También me acuerdo de Toño ‘El Rincones’, que a su perro le puso dientes de oro, del que extraían abundantemente. Los Rincones tenían la única cantina, y allí iban a tocar los sábados porque era el día que había mucha lana por la raya del trabajo. Tocaban canciones como “Maldito a huevo”, “El chivo”, “El parrandero”, “Dos malditos en la esquina”, “Me voy con mi novia”, “El callejero”, “La puerca atorada”. Con el tiempo, a unas les cambié a nombres más catrines, y programaba una que otra en las Serenatas de los jueves en el Kiosco de la Plaza de Armas.

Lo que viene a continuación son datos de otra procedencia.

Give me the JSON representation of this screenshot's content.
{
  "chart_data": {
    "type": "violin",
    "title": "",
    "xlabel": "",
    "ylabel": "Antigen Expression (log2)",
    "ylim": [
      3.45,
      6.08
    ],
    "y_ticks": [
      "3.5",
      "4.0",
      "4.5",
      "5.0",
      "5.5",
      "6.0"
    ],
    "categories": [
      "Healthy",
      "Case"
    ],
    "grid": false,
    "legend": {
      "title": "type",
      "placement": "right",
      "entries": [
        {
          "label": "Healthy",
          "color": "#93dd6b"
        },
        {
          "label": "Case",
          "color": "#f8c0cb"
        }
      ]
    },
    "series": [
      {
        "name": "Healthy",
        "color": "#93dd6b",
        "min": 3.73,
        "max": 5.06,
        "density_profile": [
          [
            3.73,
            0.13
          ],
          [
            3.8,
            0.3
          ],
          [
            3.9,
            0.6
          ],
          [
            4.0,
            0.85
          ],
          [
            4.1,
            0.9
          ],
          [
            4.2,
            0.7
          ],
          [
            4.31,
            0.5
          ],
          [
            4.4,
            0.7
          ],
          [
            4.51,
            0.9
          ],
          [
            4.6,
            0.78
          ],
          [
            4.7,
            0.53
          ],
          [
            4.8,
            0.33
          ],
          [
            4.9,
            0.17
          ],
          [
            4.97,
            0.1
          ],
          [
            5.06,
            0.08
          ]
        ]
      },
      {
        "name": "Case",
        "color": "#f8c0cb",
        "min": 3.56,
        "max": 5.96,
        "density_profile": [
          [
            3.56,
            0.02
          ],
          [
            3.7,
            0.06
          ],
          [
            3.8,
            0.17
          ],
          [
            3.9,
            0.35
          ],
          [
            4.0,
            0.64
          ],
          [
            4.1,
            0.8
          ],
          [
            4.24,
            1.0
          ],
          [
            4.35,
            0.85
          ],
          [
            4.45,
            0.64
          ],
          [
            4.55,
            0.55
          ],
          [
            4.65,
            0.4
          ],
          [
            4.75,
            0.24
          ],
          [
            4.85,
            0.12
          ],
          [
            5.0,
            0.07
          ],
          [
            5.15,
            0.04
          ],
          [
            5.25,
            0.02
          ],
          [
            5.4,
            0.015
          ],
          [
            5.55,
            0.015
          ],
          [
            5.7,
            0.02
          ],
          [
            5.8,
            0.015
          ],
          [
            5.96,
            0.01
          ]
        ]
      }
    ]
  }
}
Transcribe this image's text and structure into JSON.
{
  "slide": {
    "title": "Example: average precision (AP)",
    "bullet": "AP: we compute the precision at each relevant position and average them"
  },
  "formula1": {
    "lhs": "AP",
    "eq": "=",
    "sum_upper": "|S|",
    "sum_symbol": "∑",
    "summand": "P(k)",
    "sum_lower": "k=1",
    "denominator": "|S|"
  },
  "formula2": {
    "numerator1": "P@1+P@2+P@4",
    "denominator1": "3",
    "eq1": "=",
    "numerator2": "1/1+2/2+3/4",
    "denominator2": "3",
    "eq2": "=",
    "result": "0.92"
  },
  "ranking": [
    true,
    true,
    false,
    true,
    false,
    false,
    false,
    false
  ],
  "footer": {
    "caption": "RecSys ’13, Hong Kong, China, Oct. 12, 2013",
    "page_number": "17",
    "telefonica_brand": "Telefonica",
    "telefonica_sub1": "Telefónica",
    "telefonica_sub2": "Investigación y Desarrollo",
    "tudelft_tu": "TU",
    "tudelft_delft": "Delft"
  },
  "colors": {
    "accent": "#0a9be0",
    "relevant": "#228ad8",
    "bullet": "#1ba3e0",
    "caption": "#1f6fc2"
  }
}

Toda la raza del Mineral, y hasta los que iban con el ‘Muelas’ a la cantina, eran gente muy buena y generosa. Traían su chilte de Talpa pegado en la copa del sombrero, y en el pecho la Medalla de San Blas con su cordón azul para que no los colgaran. Todos esos que frecuentaban la cantina, tenían una Cofradía de borrachos dedicada a San Caralampio, y hasta con estandarte y toda la cosa. Y ya al final, cuando estaban todos bien briagos, les pedían a los músicos tocar La Marcha de Zacatecas para vaciar las pistolas con tiros al aire.
Les decía que a todas aquellas canciones y melodías, varias de mi inspiración, acá les puse nombres catrines. Por ejemplo, a “La puerca atorada” le cambié por “Péinate con cajeta”, y de vez en cuando las incluía en el repertorio de la Plaza de Armas. Sucede que el Director de la Banda del Estado, un señor muy famoso (el Maestro Arturo Xavier González Santana), muy seguido me dejaba dirigir a mí solo.
Al Toño ese que les digo que le puso dientes de oro a su perro, luego le dio por ponerle también al burro. Pero cuando su mujer se enteró, le replicó: “No seas ingrato, mejor mándanos hacer unos anillos, unos aretes, unas pulseras, a mí y a tus hijas”…
Don Francisco Santos Gauna murió con su batuta en la mano durante una sesión de estudio, allá por el lado de Tapalpa. Vayan estos recuerdos como un pobre tributo a su grata y feliz memoria.